Они снова сидели в стенах изолятора временного содержания в следственном кабинете. Друг напротив друга. Ольгин и Колосов. И последний, собравшись с духом, повторил:
— Чистая правда, Александр Николаевич.
— Значит, вы сделали это? — Голос Ольгина дрогнул.
— Сделал.
— Я так и знал. Тот, кто имеет такое средство, обязательно попробует. Не устоит. Ну, если он настоящий человек. Было больно?
— Да.
— Но потом, когда все закончится и можно уже передвигаться без риска сломать себе шею, теплый душ принять. Я всегда так делал.

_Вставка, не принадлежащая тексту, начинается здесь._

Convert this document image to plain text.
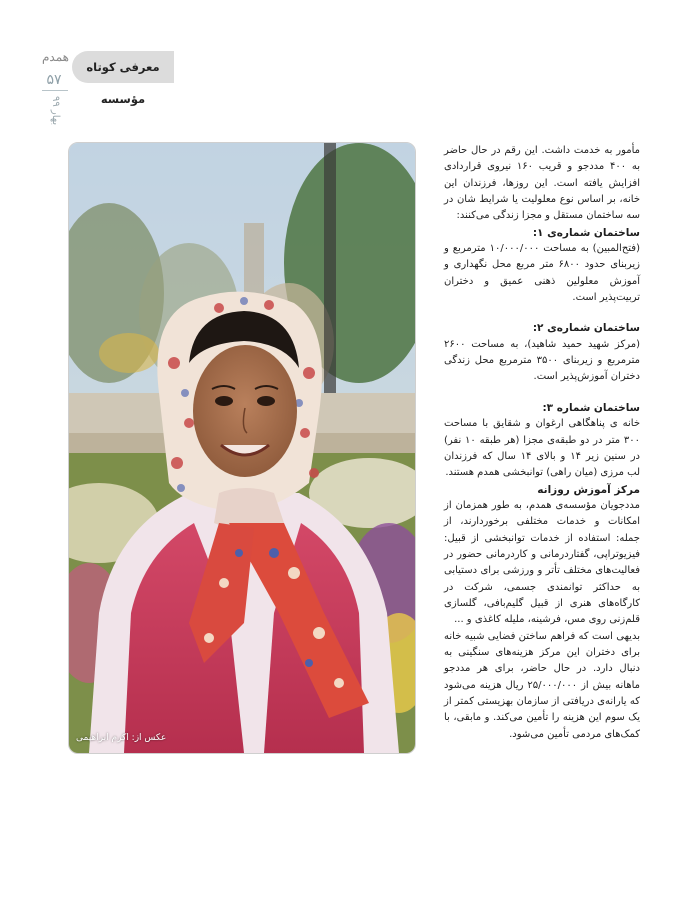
همدم
۵۷
بهار ۹۹
معرفی کوتاه مؤسسه
عکس از: اکرم ابراهیمی

مأمور به خدمت داشت. این رقم در حال حاضر به ۴۰۰ مددجو و قریب ۱۶۰ نیروی قراردادی افزایش یافته است. این روزها، فرزندان این خانه، بر اساس نوع معلولیت یا شرایط شان در سه ساختمان مستقل و مجزا زندگی می‌کنند:

ساختمان شماره‌ی ۱:

(فتح‌المبین) به مساحت ۱۰/۰۰۰/۰۰۰ مترمربع و زیربنای حدود ۶۸۰۰ متر مربع محل نگهداری و آموزش معلولین ذهنی عمیق و دختران تربیت‌پذیر است.

ساختمان شماره‌ی ۲:

(مرکز شهید حمید شاهید)، به مساحت ۲۶۰۰ مترمربع و زیربنای ۳۵۰۰ مترمربع محل زندگی دختران آموزش‌پذیر است.

ساختمان شماره ۳:

خانه ی پناهگاهی ارغوان و شقایق با مساحت ۳۰۰ متر در دو طبقه‌ی مجزا (هر طبقه ۱۰ نفر) در سنین زیر ۱۴ و بالای ۱۴ سال که فرزندان لب مرزی (میان راهی) توانبخشی همدم هستند.

مرکز آموزش روزانه

مددجویان مؤسسه‌ی همدم، به طور همزمان از امکانات و خدمات مختلفی برخوردارند، از جمله: استفاده از خدمات توانبخشی از قبیل: فیزیوتراپی، گفتاردرمانی و کاردرمانی حضور در فعالیت‌های مختلف تأتر و ورزشی برای دستیابی به حداکثر توانمندی جسمی، شرکت در کارگاه‌های هنری از قبیل گلیم‌بافی، گلسازی قلم‌زنی روی مس، فرشینه، ملیله کاغذی و ...

بدیهی است که فراهم ساختن فضایی شبیه خانه برای دختران این مرکز هزینه‌های سنگینی به دنبال دارد. در حال حاضر، برای هر مددجو ماهانه بیش از ۲۵/۰۰۰/۰۰۰ ریال هزینه می‌شود که یارانه‌ی دریافتی از سازمان بهزیستی کمتر از یک سوم این هزینه را تأمین می‌کند. و مابقی، با کمک‌های مردمی تأمین می‌شود.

Воспоминания негативные сглаживаются и не так страшно…
— Что не так страшно?
— Все повторить, — Ольгин скрестил руки на груди. — Впрочем, теперь на повторение уже нечего надеяться.
— Я не могу пока сделать так, чтобы вас отпустили, — Колосов хмурился. Его мучил стыд: он тогда ударил этого человека. А за что? — Но я сделаю все возможное.
— Значит, вы так и не знаете, кто убил Калязину и Балашову?
— Нет. А вы сами кого-нибудь подозреваете? Теперь?
Ольгин усмехнулся.
— Я не гадаю на кофейной гуще, молодой человек, вышел из этого возраста. Для меня святки кончились навсегда. Видимо, надо просто набраться терпения. Мне. И вам тоже. Ну а… что-нибудь было? — В его голосе слышались те же самые нотки, что и у Коваленко. — Вам неприятно вспоминать, может быть, тогда не надо. Но если…
— Я не знаю, Александр Николаевич. Ничего не было такого, ради чего — я бы понял — можно вот так себя, — Колосов умолк на секунду, словно подбирая слово, — распинать, да. А я помню только боль. А потом темноту: дыра какая-то меня поглотила. Черная. А потом в горле запершило — от дыма, от пыли, что ли? И было очень горячо, словно угли кругом или зола. Солнца я не видел, один только дым… И задыхался. И — все. Потом меня рвало. Прямо душа выблевывалась.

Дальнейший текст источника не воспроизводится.